2012年10月29日

手術に代わる新たな治療選択肢 腰椎椎間板ヘルニア治療薬の臨床試験を開始

帝人ファーマ株式会社

帝人ファーマ株式会社(本社:東京都千代田区、社長:荒尾 健太郎)は、このたび米国において、手術療法に代わる革新的な腰椎椎間板ヘルニア治療薬「KTP-001」の臨床試験を開始します。

背景・経緯

  1. 腰椎椎間板ヘルニアは、腰椎の椎間板の一部が突出して脊髄の神経を圧迫することにより、腰や下肢に激しい痛みやしびれを引き起こす疾患です。患者数は、日本国内で約100万人、欧米4カ国(米国、フランス、ドイツ、イギリス)で400万人以上に及ぶと言われており、現在も増加傾向にあります。また、働き盛りの青壮年層(30~40歳代)の男性に発症しやすいとされています。
  2. 現在、腰椎椎間板ヘルニアに対しては、薬剤でヘルニアを退縮させる根本的な治療法が存在せず、鎮痛剤を服用しながら時間をかけてヘルニアの自然退縮を待つ保存療法と、ヘルニアを外科的に取り除く手術療法があります。

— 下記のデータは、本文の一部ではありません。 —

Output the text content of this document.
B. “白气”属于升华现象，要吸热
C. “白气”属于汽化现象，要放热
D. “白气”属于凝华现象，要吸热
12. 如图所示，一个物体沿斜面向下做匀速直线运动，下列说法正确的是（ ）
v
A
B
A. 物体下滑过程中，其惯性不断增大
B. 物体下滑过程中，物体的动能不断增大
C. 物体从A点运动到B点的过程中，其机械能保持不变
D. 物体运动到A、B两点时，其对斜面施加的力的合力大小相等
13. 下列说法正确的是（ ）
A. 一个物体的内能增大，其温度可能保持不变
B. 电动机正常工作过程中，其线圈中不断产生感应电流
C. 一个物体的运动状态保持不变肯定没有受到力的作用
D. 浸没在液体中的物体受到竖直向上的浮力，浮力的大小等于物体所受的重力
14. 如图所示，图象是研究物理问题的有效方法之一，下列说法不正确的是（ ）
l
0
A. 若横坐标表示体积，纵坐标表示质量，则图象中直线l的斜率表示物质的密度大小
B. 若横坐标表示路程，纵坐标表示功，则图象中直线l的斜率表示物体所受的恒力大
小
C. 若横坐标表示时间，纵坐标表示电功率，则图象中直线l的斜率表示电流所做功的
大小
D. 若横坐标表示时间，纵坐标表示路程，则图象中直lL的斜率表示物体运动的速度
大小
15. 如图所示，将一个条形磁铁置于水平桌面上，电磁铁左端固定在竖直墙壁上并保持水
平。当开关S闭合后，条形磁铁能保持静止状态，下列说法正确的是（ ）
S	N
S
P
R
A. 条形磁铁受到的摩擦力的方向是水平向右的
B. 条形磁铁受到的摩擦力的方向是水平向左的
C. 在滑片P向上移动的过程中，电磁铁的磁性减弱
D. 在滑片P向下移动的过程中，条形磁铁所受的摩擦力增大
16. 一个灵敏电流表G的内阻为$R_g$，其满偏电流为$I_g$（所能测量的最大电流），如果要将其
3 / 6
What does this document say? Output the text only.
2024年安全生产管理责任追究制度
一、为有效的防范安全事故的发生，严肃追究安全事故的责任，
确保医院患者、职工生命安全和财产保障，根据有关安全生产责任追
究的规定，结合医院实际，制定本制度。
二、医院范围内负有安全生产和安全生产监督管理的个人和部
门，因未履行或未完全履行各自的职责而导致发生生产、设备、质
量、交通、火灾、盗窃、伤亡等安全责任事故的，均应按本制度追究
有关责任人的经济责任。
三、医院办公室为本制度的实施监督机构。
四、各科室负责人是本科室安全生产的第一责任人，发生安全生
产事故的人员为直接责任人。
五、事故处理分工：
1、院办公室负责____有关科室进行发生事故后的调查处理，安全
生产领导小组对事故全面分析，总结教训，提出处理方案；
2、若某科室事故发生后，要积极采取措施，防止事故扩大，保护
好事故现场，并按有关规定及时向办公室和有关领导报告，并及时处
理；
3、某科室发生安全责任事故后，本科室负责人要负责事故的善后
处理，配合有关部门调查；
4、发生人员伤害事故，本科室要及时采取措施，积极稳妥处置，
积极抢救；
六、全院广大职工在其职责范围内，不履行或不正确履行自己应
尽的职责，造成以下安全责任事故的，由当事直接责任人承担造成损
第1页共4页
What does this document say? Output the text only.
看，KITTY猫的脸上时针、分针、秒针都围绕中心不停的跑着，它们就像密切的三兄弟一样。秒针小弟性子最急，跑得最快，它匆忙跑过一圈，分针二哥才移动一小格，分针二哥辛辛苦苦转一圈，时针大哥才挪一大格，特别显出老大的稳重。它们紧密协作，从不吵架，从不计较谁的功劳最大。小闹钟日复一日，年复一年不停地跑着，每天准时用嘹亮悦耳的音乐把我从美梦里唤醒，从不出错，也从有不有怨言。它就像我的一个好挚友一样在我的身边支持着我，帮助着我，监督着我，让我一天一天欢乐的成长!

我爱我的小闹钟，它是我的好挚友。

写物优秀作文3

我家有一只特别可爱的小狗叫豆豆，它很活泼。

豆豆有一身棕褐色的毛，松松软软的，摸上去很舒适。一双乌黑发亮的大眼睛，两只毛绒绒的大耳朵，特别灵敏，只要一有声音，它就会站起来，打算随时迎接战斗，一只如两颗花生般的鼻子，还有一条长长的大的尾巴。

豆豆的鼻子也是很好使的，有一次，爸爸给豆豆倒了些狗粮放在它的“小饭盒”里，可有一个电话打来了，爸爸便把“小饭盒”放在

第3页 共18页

その中で手術療法については、症状の改善に効果的であるものの、患者さんの身体的負担が大きいことから、新たな治療選択肢が求められていました。

「KTP-001」について

  1. 「KTP-001」は、山梨大学大学院の 波呂(はろ)浩孝 教授と横浜市立みなと赤十字病院の 小森 博達 副院長の発明に基づき、当社と一般財団法人化学及血清療法研究所(本所:熊本県熊本市、理事長:宮本 誠二)が共同で開発・創製した薬剤で、生体内でヘルニアの自然退縮に関わる酵素(マトリックスメタロプロテアーゼ)と同じ構造のタンパク質を椎間板に直接注入することにより、ヘルニアの退縮を促します。
  2. 注射剤である本剤を使用する治療は、手術療法に比べて患者さんの身体的負担を抑えながらヘルニアを退縮させることができるため、手術療法に代わるヘルニアの根本的な治療法となることが期待されます。また、入院をほとんど必要としないことから、患者さんの社会的・経済的な負担も低減することができます。
  3. 本剤は、ヘルニアを選択的に分解・退縮させる生体内の酵素であるマトリックスメタロプロテアーゼと同じ構造を持つヒト型タンパク質であることから、アレルギー反応などの副作用のリスクを低下させることが期待されます。

今後の展開

今後は、米国において臨床第Ⅰ/Ⅱ相試験を実施するとともに、海外における本剤のライセンス先企業について検討を進めていきます。また、米国での臨床試験の状況を踏まえ、日本国内における臨床試験の実施についても検討する予定です。